Search code examples
d

How do I do stdin.byLine, but with a buffer?


I'm reading multi-gigabyte files and processing them from stdin. I'm reading from stdin like this.

  string line;
  foreach(line1; stdin.byLine){
    line = to!string(line1);
    ...
  }

Is there a faster way to do this? I tried a threading approach with

  auto childTid = spawn(&fn, thisTid);
  string line;
  foreach(line1; stdin.byLine){
    line = to!string(line1);
    receiveOnly!(int);
    send(childTid, line);
  }
  int x= 0;
  send(childTid, x);

That allows it to load at least one more line from disk while my process is running at the cost of a copy operation, but this is still silly, what I need is fgets, or a way to combine stdio.byChunk(4096) with readline. I tried fgets.

char[] buf = new char[4096];
fgets(buf.ptr, 4096, stdio)

but it always fails with stdio is a file and not a stream. Not sure how to make it a stream. Any help would be appreciated with the approach you think best. I'm not very good at D, apologies for any noob mistakes.


Solution

  • There are actually already two layers of buffering under the hood (excluding the hardware itself): the C runtime library and the kernel both do a layer of buffering to minimize I/O costs.

    First, the kernel keeps data from disk in its own buffer and will look ahead, loading beyond what you request in a single call if you are following a predictable pattern. This is to mitigate the low-level costs associated with seeking the device and will cache across processes - if you read a file with one program then again with a second, the second will probably get it from the kernel memory cache instead of the physical disk and may be noticeably much faster.

    Second, the C library, on which D's std.stdio is built, also keeps a buffer. readln ultimately calls C file I/O functions which read a chunk from the kernel at a time. (Fun fact, writes are also buffered by the C library, default by line if user interactive and by chunk otherwise. Writing is quite slow and doing it by chunk makes a big difference, but sometimes the C lib thinks a pipe isn't interactive when it is and leads to a FAQ: Simple D program Output order is wrong )

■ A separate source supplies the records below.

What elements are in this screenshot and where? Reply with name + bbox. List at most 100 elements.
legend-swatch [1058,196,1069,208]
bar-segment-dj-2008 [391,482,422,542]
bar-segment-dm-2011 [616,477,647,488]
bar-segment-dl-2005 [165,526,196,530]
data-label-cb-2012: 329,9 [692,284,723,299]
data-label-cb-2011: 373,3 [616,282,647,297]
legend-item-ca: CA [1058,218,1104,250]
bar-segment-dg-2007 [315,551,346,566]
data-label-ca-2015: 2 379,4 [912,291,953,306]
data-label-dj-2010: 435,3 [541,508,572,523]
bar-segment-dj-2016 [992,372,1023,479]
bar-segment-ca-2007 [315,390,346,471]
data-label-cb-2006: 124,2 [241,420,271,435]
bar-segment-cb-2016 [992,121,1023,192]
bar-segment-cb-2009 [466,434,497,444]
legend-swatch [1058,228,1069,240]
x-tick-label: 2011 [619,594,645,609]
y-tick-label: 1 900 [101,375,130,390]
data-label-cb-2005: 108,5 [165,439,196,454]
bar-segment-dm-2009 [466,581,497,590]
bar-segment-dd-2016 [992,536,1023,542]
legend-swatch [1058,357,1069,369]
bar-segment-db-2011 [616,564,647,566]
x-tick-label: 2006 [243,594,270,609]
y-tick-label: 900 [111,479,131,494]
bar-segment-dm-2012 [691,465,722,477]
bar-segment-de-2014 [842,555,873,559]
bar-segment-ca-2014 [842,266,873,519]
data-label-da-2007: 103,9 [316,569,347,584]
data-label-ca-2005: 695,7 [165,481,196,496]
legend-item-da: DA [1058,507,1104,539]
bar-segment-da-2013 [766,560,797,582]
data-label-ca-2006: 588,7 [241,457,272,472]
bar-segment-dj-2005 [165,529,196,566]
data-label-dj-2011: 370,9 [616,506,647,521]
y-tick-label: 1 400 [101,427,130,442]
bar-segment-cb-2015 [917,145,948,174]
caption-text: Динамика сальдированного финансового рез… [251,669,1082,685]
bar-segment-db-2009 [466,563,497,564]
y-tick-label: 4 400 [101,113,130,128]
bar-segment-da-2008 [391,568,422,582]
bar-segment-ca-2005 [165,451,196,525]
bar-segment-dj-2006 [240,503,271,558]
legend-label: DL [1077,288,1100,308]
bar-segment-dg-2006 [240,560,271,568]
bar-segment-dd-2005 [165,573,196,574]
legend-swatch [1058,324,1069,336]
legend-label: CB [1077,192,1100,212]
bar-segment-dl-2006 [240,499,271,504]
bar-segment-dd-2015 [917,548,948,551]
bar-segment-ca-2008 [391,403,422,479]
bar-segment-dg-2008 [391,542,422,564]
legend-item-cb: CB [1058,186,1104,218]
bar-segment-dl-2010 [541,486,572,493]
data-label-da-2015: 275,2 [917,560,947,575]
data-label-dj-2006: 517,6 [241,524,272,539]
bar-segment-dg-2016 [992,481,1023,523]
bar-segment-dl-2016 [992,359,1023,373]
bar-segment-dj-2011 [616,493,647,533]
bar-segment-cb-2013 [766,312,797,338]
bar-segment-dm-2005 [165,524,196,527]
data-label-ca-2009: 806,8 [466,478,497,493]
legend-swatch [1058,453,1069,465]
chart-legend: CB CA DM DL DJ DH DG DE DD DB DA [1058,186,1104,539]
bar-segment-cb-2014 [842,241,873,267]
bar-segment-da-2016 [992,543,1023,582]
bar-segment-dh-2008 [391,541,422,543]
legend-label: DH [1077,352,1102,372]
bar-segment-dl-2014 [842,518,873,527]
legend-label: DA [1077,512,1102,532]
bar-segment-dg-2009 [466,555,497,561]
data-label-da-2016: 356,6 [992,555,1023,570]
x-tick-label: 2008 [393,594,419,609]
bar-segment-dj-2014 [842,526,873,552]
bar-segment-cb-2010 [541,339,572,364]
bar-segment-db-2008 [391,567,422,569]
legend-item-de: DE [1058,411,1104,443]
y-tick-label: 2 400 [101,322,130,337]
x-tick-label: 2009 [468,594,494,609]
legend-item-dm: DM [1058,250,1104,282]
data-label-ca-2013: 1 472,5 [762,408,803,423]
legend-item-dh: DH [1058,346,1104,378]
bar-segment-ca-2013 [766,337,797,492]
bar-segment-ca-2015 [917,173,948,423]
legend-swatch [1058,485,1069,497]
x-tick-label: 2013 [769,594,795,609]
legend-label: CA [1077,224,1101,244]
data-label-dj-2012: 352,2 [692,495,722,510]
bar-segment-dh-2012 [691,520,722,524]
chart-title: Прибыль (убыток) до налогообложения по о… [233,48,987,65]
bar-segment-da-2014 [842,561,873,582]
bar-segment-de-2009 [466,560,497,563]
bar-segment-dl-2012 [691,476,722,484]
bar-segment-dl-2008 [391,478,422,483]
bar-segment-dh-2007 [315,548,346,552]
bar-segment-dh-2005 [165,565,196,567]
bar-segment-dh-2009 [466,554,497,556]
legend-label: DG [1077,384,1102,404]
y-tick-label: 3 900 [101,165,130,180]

    These C lib buffers also mitigate the costs of many small reads and writes by batching them up before even sending to the kernel. In the case of readln, it will likely read several kilobytes at once, even if you ask for just one line or one byte, and the rest stays in the buffer for next time.

    So your readln loop is already going to be automatically buffered and should get decent I/O performance.

    You might be able to do it better yourself with a few techniques though. In that case, you may try using std.mmfile for a memory-mapped file and reading it as if i was an array, but your files are too big to fit in that on 32 bit. Might work on 64 bit though. (Note that a memory mapped file is NOT loaded all at once, it is just mapped to a memory address. When you actually touch part of it, the operating system will load/save on demand.)

    Or, of course, you can use the lower level operating system functions like write from import core.sys.posix.unistd or WriteFile from import core.sys.windows.windows, which will bypass the C lib's layers (but, of course, keep the kernel layers, which you want, don't try to bypass them.)

    You can look for any win32 or posix system call C tutorials if you want to know more about using those functions. It is the same in D as in C, with minor caveats like the import instead of #include.

    Once you load the chunk, you will want to scan it for the newline and slice it in all probability to form the range to pass to the loop or other algorithms. The std.range and std.algorithm modules also have searching, splitting, and chunking functions that might help, but you need to be careful with lines that span the edges of your buffers to keep correctness and efficiency.

    But if your performance is good enough as it is, I'd say just leave it - the C lib+kernel's buffering do a pretty good job in most cases.